British journalist and author

Jonn Elledge (born 17 October 1980) is an English journalist and non-fiction author.

== Education ==
His secondary schooling was at the independent Brentwood School, Essex. He received a BA (Hons) in English from Trinity Hall, Cambridge, receiving a 2.1, writing dissertations on 1930s political literature and the plays of Joe Orton. He also studied an MA in Journalism from the London College of Communication, receiving a distinction. While at university, he auditioned for the role of "Young Hagrid" in Harry Potter and the Chamber of Secrets.

== Career ==

===Journalist and broadcaster===
Elledge has worked as a columnist and as the assistant editor of New Statesman. Since going freelance, he has written for publications such as The Financial Times, The Guardian, and the i.

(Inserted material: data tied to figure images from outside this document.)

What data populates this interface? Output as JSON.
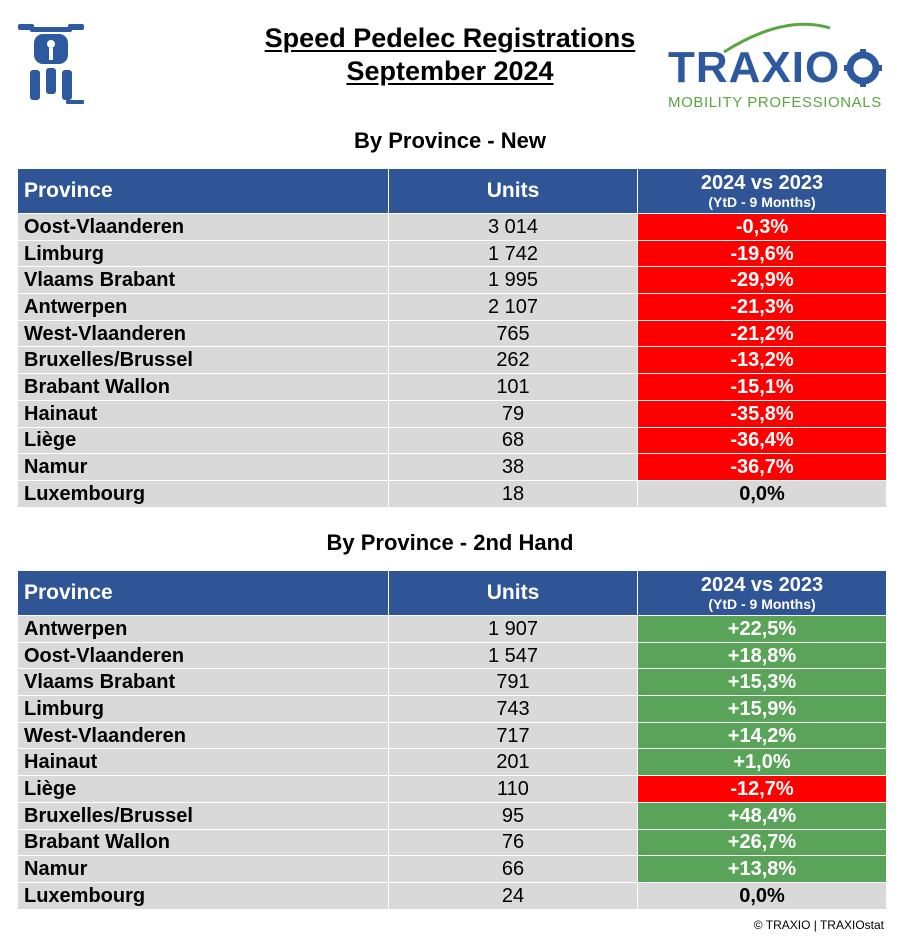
{
  "header": {
    "title_line1": "Speed Pedelec Registrations",
    "title_line2": "September 2024",
    "brand_name": "TRAXIO",
    "brand_tagline": "MOBILITY PROFESSIONALS",
    "icon_name": "speed-pedelec-rider-icon"
  },
  "colors": {
    "header_bg": "#2f5597",
    "negative": "#ff0000",
    "positive": "#5aa45a",
    "neutral": "#d9d9d9",
    "brand_blue": "#2d5a9e",
    "brand_green": "#5aa642"
  },
  "new": {
    "section_title": "By Province - New",
    "columns": {
      "province": "Province",
      "units": "Units",
      "change": "2024 vs 2023",
      "change_sub": "(YtD - 9 Months)"
    },
    "rows": [
      {
        "province": "Oost-Vlaanderen",
        "units": "3 014",
        "change": "-0,3%"
      },
      {
        "province": "Limburg",
        "units": "1 742",
        "change": "-19,6%"
      },
      {
        "province": "Vlaams Brabant",
        "units": "1 995",
        "change": "-29,9%"
      },
      {
        "province": "Antwerpen",
        "units": "2 107",
        "change": "-21,3%"
      },
      {
        "province": "West-Vlaanderen",
        "units": "765",
        "change": "-21,2%"
      },
      {
        "province": "Bruxelles/Brussel",
        "units": "262",
        "change": "-13,2%"
      },
      {
        "province": "Brabant Wallon",
        "units": "101",
        "change": "-15,1%"
      },
      {
        "province": "Hainaut",
        "units": "79",
        "change": "-35,8%"
      },
      {
        "province": "Liège",
        "units": "68",
        "change": "-36,4%"
      },
      {
        "province": "Namur",
        "units": "38",
        "change": "-36,7%"
      },
      {
        "province": "Luxembourg",
        "units": "18",
        "change": "0,0%"
      }
    ]
  },
  "second_hand": {
    "section_title": "By Province - 2nd Hand",
    "columns": {
      "province": "Province",
      "units": "Units",
      "change": "2024 vs 2023",
      "change_sub": "(YtD - 9 Months)"
    },
    "rows": [
      {
        "province": "Antwerpen",
        "units": "1 907",
        "change": "+22,5%"
      },
      {
        "province": "Oost-Vlaanderen",
        "units": "1 547",
        "change": "+18,8%"
      },
      {
        "province": "Vlaams Brabant",
        "units": "791",
        "change": "+15,3%"
      },
      {
        "province": "Limburg",
        "units": "743",
        "change": "+15,9%"
      },
      {
        "province": "West-Vlaanderen",
        "units": "717",
        "change": "+14,2%"
      },
      {
        "province": "Hainaut",
        "units": "201",
        "change": "+1,0%"
      },
      {
        "province": "Liège",
        "units": "110",
        "change": "-12,7%"
      },
      {
        "province": "Bruxelles/Brussel",
        "units": "95",
        "change": "+48,4%"
      },
      {
        "province": "Brabant Wallon",
        "units": "76",
        "change": "+26,7%"
      },
      {
        "province": "Namur",
        "units": "66",
        "change": "+13,8%"
      },
      {
        "province": "Luxembourg",
        "units": "24",
        "change": "0,0%"
      }
    ]
  },
  "footer": {
    "copyright": "© TRAXIO | TRAXIOstat"
  }
}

His television and radio appearances include The Today Programme on BBC Radio 4 and Free Thinking on BBC Radio 3. He has been a guest on topical and political podcasts such as Trash Talk… with Count Binface, Oh God, What Now?, and Paper Cuts.

===Author===
His book The Compendium of (Not Quite) Everything: All the Facts You Didn't Know You Wanted to Know was published in 2021 by Hachette UK.

In 2022, he co-wrote Conspiracy: A History of Boll*cks Theories, and How Not to Fall for Them with Tom Phillips.

His 2024 book A History of the World in 47 Borders: The Stories Behind the Lines on Our Maps was published by Hachette UK. It was the only non-fiction book nominated for Foyles Book of the Year in 2024.